Incontinence In Women
Urinary incontinence is an inability to hold your urine until you get to a toilet. More than 13 million people in the United States male and female, young and old experience incontinence. It is often temporary, and it always results from an underlying medical condition.
Women experience incontinence twice as often as men. Childbirth, menopause and the structure of the female urinary tract account for this difference. But both women and men can become incontinent from neurologic injury, birth defects, strokes, multiple sclerosis and physical problems associated with aging.
Older women, more often than younger women, experience incontinence. But incontinence is not inevitable with age. Incontinence is treatable and often curable at all ages. If you experience incontinence, you may feel embarrassed. It may help you to remember that loss of bladder control can be treated. You will need to overcome your embarrassment and see a doctor to learn if you need treatment for an underlying medical condition.
If coughing, laughing, sneezing, or other movements that put pressure on the bladder cause you to leak urine, you may have stress incontinence. Physical changes resulting from pregnancy, childbirth, and menopause often cause stress incontinence. It is the most common form of incontinence in women and is treatable.
If you lose urine for no apparent reason while suddenly feeling the need or urge to urinate, you may have urge incontinence. The most common cause of urge incontinence is inappropriate bladder contractions.

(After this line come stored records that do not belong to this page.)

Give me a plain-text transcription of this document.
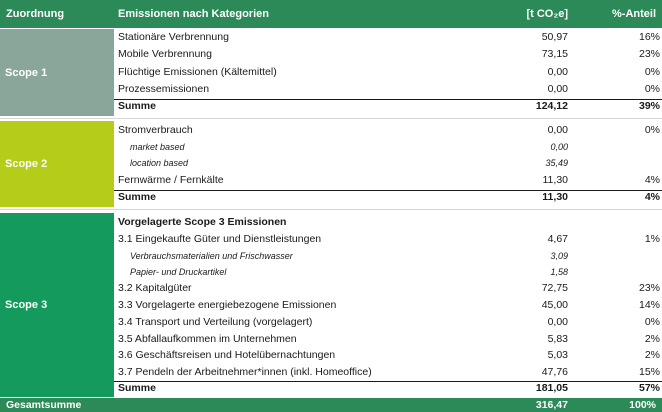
Zuordnung	Emissionen nach Kategorien	[t CO₂e]	%-Anteil
Scope 1
Stationäre Verbrennung	50,97	16%
Mobile Verbrennung	73,15	23%
Flüchtige Emissionen (Kältemittel)	0,00	0%
Prozessemissionen	0,00	0%
Summe	124,12	39%
Scope 2
Stromverbrauch	0,00	0%
market based	0,00
location based	35,49
Fernwärme / Fernkälte	11,30	4%
Summe	11,30	4%
Scope 3
Vorgelagerte Scope 3 Emissionen
3.1 Eingekaufte Güter und Dienstleistungen	4,67	1%
Verbrauchsmaterialien und Frischwasser	3,09
Papier- und Druckartikel	1,58
3.2 Kapitalgüter	72,75	23%
3.3 Vorgelagerte energiebezogene Emissionen	45,00	14%
3.4 Transport und Verteilung (vorgelagert)	0,00	0%
3.5 Abfallaufkommen im Unternehmen	5,83	2%
3.6 Geschäftsreisen und Hotelübernachtungen	5,03	2%
3.7 Pendeln der Arbeitnehmer*innen (inkl. Homeoffice)	47,76	15%
Summe	181,05	57%
Gesamtsumme	316,47	100%
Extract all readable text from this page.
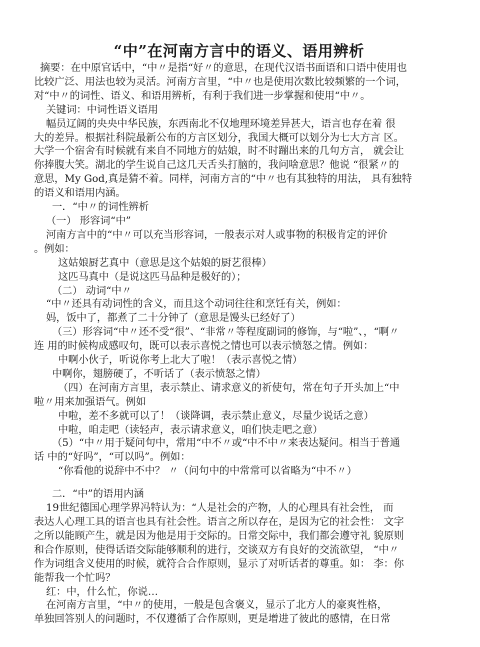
“中”在河南方言中的语义、语用辨析
摘要：在中原官话中，“中〃是指“好〃的意思，在现代汉语书面语和口语中使用也
比较广泛、用法也较为灵活。河南方言里，“中〃也是使用次数比较频繁的一个词，
对“中〃的词性、语义、和语用辨析，有利于我们进一步掌握和使用“中〃。
关键词：中词性语义语用
幅员辽阔的央央中华民族，东西南北不仅地理环境差异甚大，语言也存在着 很
大的差异。根据社科院最新公布的方言区划分，我国大概可以划分为七大方言 区。
大学一个宿舍有时候就有来自不同地方的姑娘，时不时蹦出来的几句方言， 就会让
你捧腹大笑。湖北的学生说自己这几天舌头打脑的，我问啥意思？他说 “很紧〃的
意思，My God,真是猜不着。同样，河南方言的“中〃也有其独特的用法， 具有独特
的语义和语用内涵。
一．“中〃的词性辨析
（一） 形容词“中”
河南方言中的“中〃可以充当形容词，一般表示对人或事物的积极肯定的评价
。例如：
这姑娘厨艺真中（意思是这个姑娘的厨艺很棒）
这匹马真中（是说这匹马品种是极好的）；
（二） 动词“中〃
“中〃还具有动词性的含义，而且这个动词往往和烹饪有关，例如：
妈，饭中了，都煮了二十分钟了（意思是馒头已经好了）
（三）形容词“中〃还不受“很”、“非常〃等程度副词的修饰，与“啦”、，“啊〃
连 用的时候构成感叹句，既可以表示喜悦之情也可以表示愤怒之情。例如：
中啊小伙子，听说你考上北大了啦！（表示喜悦之情）
中啊你，翅膀硬了，不听话了（表示愤怒之情）
（四）在河南方言里，表示禁止、请求意义的祈使句，常在句子开头加上“中
啦〃用来加强语气。例如
中啦，差不多就可以了！（谈降调，表示禁止意义，尽量少说话之意）
中啦，咱走吧（读轻声，表示请求意义，咱们快走吧之意）
（5）“中〃用于疑问句中，常用“中不〃或“中不中〃来表达疑问。相当于普通
话 中的“好吗”，“可以吗”。例如：
“你看他的说辞中不中？ 〃（问句中的中常常可以省略为“中不〃）
二．“中”的语用内涵
19世纪德国心理学界冯特认为：“人是社会的产物，人的心理具有社会性， 而
表达人心理工具的语言也具有社会性。语言之所以存在，是因为它的社会性： 文字
之所以能顾产生，就是因为他是用于交际的。日常交际中，我们都会遵守礼 貌原则
和合作原则，使得话语交际能够顺利的进行，交谈双方有良好的交流欲望， “中〃
作为词组含义使用的时候，就符合合作原则，显示了对听话者的尊重。如： 李：你
能帮我一个忙吗？
红：中，什么忙，你说…
在河南方言里，“中〃的使用，一般是包含褒义，显示了北方人的豪爽性格，
单独回答别人的问题时，不仅遵循了合作原则，更是增进了彼此的感情，在日常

Involuntary actions of bladder muscles can occur because of damage to the nerves of the bladder, to the nervous system (spinal cord and brain), or to the muscles themselves. Multiple sclerosis, Parkinsons disease, Alzheimers disease, stroke, and injury including injury that occurs during surgery all can harm bladder nerves or muscles.
People with functional incontinence may have problems thinking, moving, or communicating that prevent them from reaching a toilet. Conditions such as these are often associated with age and account for some of the incontinence of elderly women in nursing homes.
If your bladder is always full so that it frequently leaks urine, you have overflow incontinence. Weak bladder muscles or a blocked urethra can cause this type of incontinence. Nerve damage from diabetes or other diseases can lead to weak bladder muscles; tumors and urinary stones can block the urethra. Overflow incontinence is rare in women.
The first step toward relief is to see a doctor who is well acquainted with incontinence to learn what type you have, such as a urologist , a doctor who specializes in the urinary tract. To diagnose the problem, your doctor will first ask about symptoms and medical history. Your pattern of voiding and urine leakage may suggest the type of incontinence. Other obvious factors that can help define the problem include straining and discomfort, use of drugs, recent surgery, and illness. If your medical history does not define the problem, it will at least suggest which tests are needed.